Comme de nombreux pays, Madagascar a célébré « Mandela Day », la Journée internationale de Nelson Mandela ce jeudi 18 juillet. Mais les initiatives menées dans ce sens reflètent les difficultés et le chemin à parcourir pour faire passer le message de l’ancien président sud-africain en matière de lutte contre les discriminations, et surtout en matière de « culture de la paix ».
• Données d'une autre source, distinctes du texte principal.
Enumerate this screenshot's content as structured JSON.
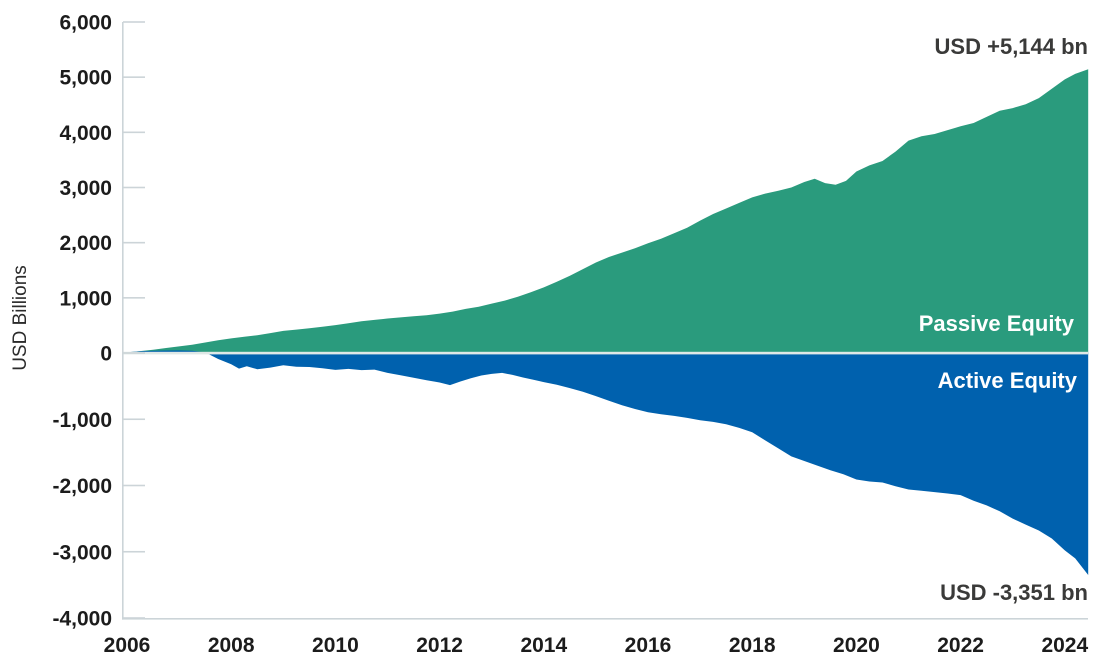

Une exposition et une séance de sensibilisation pour les jeunes. C’est à peu près tout le programme consacré à la célébration, du moins à Antananarivo, pour mettre en avant les valeurs portées par l’ancien président sud-africain, Nelson Mandela, le jour de son anniversaire. À entendre Jo Christian Lary Razanajatovo, président-fondateur de l’association Blessing Covenant (BC), qui milite, entre autres, pour une éducation de qualité et l’humanisation, le bien être et le développement économique, consacrer 67 minutes de volontariat ou de bénévolat n’est pas encore entré dans les mœurs (67 minutes, en mémoire des soixante-sept années que Madiba a consacrées à sa lutte).
« À Madagascar, les valeurs de Nelson Mandela ne sont pas encore transmises», regrette Jo Christian Lary Razanajatovo, à la tête de l’ONG BC, organisatrice d’une exposition pour la promotion de la « culture de la paix ». « Nous n’avons pas cette culture de tirer des leçons des bonnes initiatives. Or, avoir un esprit de leader, promouvoir la paix, former la relève et prendre des initiatives sont les meilleures leçons à tirer, je présume » poursuit-il.
L’enseignement existant ne permet pas à la génération future de tirer des leçons du parcours de Nelson Mandela. « Le long parcours de ce héros, ne rentre ni dans les programmes scolaires, ni dans la culture générale enseignée, c’est normal que peu d’élèves aient une notion par rapport à cela », explique Rija Nantenaina Raharizaka, directeur adjoint d’un collège. « Je me souviens juste que l’enseignant nous en avait un peu parlé en classe de première mais on n’avait rien noté, je me souviens que du nom Nelson Mandela » témoigne Rojotahiana, élève en classe terminale.
À Madagascar, comprendre les idées, les principes qui ont dirigé le combat de Nelson Mandela, en tirant des leçons de son parcours, sont loin d’être la raison de la célébration. Ses luttes en faveur du peuple sont pourtant des trésors cachés pour les étudiants et citoyens malgaches. À priori, l’appropriation de l’esprit de la lutte menée par le leader sud-africain ne touche pas totalement les malgaches. « Géographiquement, nous sommes africains, même si effectivement l’histoire dit qu’on a plusieurs origines. On peut se battre contre le sentiment d’injustice sociale comme l’a fait Mandela, si nous pouvons commencer à arrêter de dire que les noirs sont inférieurs », assène Toavina Ralambomahay, auteur d’ouvrages politiques.
La célébration de la journée internationale de Nelson Mandela n’est que ponctuelle comme toutes les autres journées internationales, ne reflétant pas l’ampleur ni la durée de sa lutte contre l’apartheid. Personne ne se rend compte de ce qu’il a vraiment enduré pendant plus d’une trentaine d’années. À l’époque, l’Afrique du Sud étaient régie par un régime fondé sur la ségrégation raciale, pendant presque 50 ans. Un des rares hommes africains qui a fini par changer le monde, et fait évoluer les mentalités.